All I know of the matter is—when I sat down, my intent was to write a good book; and as far as the tenuity of my understanding would hold out—a wise, aye, and a discreet—taking care only, as I went along, to put into it all the wit and the judgment (be it more or less) which the great Author and Bestower of them had thought fit originally to give me———so that, as your worships see—’tis just as God pleases.

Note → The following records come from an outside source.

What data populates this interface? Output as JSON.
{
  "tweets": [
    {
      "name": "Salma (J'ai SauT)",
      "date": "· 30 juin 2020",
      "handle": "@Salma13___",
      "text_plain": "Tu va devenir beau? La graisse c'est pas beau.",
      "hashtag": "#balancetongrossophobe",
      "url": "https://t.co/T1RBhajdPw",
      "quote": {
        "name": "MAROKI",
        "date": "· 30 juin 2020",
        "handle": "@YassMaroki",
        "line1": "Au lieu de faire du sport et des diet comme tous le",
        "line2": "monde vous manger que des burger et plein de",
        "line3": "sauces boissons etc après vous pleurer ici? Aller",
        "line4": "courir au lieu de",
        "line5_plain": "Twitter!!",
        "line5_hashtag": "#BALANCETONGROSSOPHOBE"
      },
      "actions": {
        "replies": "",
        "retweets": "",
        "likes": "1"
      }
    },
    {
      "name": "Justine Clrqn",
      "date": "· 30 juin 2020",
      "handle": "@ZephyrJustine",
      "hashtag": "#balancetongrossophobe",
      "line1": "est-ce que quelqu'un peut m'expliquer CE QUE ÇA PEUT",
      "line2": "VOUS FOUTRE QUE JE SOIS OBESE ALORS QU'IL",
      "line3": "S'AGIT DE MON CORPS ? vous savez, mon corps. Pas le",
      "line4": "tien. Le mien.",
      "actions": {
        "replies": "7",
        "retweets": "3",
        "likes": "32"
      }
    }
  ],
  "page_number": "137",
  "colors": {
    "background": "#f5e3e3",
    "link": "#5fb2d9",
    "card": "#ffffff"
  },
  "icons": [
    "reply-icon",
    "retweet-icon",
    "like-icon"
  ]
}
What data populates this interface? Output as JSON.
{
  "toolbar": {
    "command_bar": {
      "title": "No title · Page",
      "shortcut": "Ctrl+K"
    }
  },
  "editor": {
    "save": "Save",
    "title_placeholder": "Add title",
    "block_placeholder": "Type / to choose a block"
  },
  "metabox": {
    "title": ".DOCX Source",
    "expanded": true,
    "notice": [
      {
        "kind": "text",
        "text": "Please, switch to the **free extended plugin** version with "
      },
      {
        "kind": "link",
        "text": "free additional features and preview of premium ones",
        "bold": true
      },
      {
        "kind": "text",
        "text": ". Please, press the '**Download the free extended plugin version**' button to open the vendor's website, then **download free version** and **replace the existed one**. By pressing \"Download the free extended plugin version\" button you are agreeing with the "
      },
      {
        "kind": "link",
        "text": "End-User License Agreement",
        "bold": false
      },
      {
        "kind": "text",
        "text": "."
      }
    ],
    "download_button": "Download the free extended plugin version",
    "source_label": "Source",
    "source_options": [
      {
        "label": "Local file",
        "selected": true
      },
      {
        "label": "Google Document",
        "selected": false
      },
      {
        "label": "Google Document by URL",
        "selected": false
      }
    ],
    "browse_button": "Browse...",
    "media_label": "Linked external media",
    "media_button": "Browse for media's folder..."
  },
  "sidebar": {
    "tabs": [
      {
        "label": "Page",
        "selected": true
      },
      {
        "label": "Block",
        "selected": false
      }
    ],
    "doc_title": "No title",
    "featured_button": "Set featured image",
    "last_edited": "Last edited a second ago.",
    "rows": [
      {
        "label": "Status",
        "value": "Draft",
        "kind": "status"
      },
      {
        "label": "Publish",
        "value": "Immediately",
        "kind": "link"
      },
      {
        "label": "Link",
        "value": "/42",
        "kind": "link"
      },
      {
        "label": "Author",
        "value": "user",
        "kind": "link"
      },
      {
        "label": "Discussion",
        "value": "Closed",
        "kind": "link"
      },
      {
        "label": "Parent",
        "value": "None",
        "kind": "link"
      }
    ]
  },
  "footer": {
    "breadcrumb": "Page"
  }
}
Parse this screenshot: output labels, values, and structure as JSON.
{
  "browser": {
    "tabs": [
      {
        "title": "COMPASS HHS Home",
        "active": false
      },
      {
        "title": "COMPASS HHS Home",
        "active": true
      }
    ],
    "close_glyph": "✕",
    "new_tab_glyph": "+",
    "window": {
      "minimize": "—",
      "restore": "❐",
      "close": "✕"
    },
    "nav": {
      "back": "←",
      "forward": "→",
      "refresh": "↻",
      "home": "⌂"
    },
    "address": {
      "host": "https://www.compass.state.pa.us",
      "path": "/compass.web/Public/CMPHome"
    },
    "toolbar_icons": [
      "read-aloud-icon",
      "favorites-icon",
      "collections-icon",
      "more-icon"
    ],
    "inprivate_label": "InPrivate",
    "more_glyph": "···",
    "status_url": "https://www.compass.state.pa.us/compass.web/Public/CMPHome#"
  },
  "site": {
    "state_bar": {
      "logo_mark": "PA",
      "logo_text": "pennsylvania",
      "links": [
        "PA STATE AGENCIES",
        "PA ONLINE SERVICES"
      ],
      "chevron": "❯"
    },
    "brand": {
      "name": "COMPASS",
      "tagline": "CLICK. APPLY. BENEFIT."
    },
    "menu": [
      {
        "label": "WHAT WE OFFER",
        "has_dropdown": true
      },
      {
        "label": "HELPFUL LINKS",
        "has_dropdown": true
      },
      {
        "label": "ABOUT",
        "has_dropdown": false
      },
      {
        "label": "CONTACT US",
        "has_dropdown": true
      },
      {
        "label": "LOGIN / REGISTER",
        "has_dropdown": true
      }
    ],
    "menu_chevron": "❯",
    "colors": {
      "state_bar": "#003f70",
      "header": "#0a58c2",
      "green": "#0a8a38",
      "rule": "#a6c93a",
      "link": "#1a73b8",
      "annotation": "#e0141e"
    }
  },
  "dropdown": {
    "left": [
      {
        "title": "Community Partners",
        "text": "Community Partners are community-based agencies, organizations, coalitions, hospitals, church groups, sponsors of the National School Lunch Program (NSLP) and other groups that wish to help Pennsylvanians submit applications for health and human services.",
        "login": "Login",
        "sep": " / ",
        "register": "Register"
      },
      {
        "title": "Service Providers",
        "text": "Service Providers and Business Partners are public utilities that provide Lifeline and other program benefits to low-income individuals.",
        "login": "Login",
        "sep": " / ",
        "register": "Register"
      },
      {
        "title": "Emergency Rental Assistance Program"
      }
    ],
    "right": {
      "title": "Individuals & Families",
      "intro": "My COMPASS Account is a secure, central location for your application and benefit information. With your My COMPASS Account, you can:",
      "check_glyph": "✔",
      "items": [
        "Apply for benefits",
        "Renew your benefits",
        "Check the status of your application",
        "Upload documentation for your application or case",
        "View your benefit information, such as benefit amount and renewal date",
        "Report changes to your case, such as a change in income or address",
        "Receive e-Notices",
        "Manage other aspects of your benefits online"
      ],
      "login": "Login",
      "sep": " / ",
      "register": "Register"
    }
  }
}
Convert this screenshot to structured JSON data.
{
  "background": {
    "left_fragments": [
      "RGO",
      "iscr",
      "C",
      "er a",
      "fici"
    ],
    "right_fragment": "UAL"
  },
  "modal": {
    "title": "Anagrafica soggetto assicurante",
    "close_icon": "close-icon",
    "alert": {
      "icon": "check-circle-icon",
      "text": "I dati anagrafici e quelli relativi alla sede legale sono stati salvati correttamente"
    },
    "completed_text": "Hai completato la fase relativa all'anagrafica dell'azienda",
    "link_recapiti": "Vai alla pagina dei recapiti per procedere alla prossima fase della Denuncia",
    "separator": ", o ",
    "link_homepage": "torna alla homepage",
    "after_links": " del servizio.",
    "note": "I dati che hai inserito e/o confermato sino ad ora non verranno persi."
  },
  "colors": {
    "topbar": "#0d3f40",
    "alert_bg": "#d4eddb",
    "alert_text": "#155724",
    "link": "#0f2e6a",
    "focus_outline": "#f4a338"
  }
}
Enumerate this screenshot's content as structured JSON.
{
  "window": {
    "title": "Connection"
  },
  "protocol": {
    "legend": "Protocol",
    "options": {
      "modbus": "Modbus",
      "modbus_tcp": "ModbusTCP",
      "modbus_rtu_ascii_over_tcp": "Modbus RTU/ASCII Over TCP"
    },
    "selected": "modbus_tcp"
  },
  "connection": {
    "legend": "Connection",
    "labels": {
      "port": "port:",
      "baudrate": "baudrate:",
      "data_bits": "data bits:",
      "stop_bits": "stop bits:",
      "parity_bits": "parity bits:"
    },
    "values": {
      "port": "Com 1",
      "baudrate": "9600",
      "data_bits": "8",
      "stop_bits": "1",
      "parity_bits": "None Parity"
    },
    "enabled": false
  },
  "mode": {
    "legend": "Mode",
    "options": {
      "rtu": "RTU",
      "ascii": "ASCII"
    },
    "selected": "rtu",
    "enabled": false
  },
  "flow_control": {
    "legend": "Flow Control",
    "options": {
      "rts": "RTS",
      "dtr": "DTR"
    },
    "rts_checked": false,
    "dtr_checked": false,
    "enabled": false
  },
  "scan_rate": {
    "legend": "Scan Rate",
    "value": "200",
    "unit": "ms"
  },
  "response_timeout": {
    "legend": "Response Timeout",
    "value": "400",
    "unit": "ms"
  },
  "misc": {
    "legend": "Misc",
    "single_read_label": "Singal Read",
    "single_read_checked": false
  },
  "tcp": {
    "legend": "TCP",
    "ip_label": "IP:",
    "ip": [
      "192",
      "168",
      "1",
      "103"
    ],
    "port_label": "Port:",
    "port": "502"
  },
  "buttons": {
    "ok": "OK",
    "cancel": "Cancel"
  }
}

Now, Agelastes (speaking dispraisingly) sayeth, That there may be some wit in it, for aught he knows——but no judgment at all. And Triptolemus and Phutatorius agreeing thereto, ask, How is it possible there should? for that wit and judgment in this world never go together; inasmuch as they are two operations differing from each other as wide as east from west———So, says Locke——so are farting and hickuping, say I. But in answer to this, Didius the great church lawyer, in his code de fartendi et illustrandi fallaciis, doth maintain and make fully appear, That an illustration is no argument——nor do I maintain the wiping of a looking-glass clean to be a syllogism;——but you all, may it please your worships, see the better for it———so that the main good these things do is only to clarify the understanding, previous to the application of the argument itself, in order to free it from any little motes, or specks of opacular matter, which, if left swimming therein, might hinder a conception and spoil all.

Now, my dear anti-Shandeans, and thrice able criticks, and fellow-labourers (for to you I write this Preface)———and to you, most subtle statesmen and discreet doctors (do—pull off your beards) renowned for gravity and wisdom;——Monopolus, my politician—Didius, my counsel; Kysarcius, my friend;—Phutatorius, my guide;——Gastripheres, the preserver of my life; Somnolentius, the balm and repose of it——not forgetting all others, as well sleeping as waking, ecclesiastical as civil, whom for brevity, but out of no resentment to you, I lump all together.———Believe me, right worthy,

My most zealous wish and fervent prayer in your behalf, and in my own too, in case the thing is not done already for us——is, that the great gifts and endowments both of wit and judgment, with everything which usually goes along with them———such as memory, fancy, genius, eloquence, quick parts, and what not, may this precious moment, without stint or measure, let or hindrance, be poured down warm as each of us could bear it—scum and sediment and all (for I would not have a drop lost) into the several receptacles, cells, cellules, domiciles, dormitories, refectories, and spare places of our brains———in such sort, that they might continue to be injected and tunn’d into, according to the true intent and meaning of my wish, until every vessel of them, both great and small, be so replenish’d, saturated, and filled up therewith, that no more, would it save a man’s life, could possibly be got either in or out.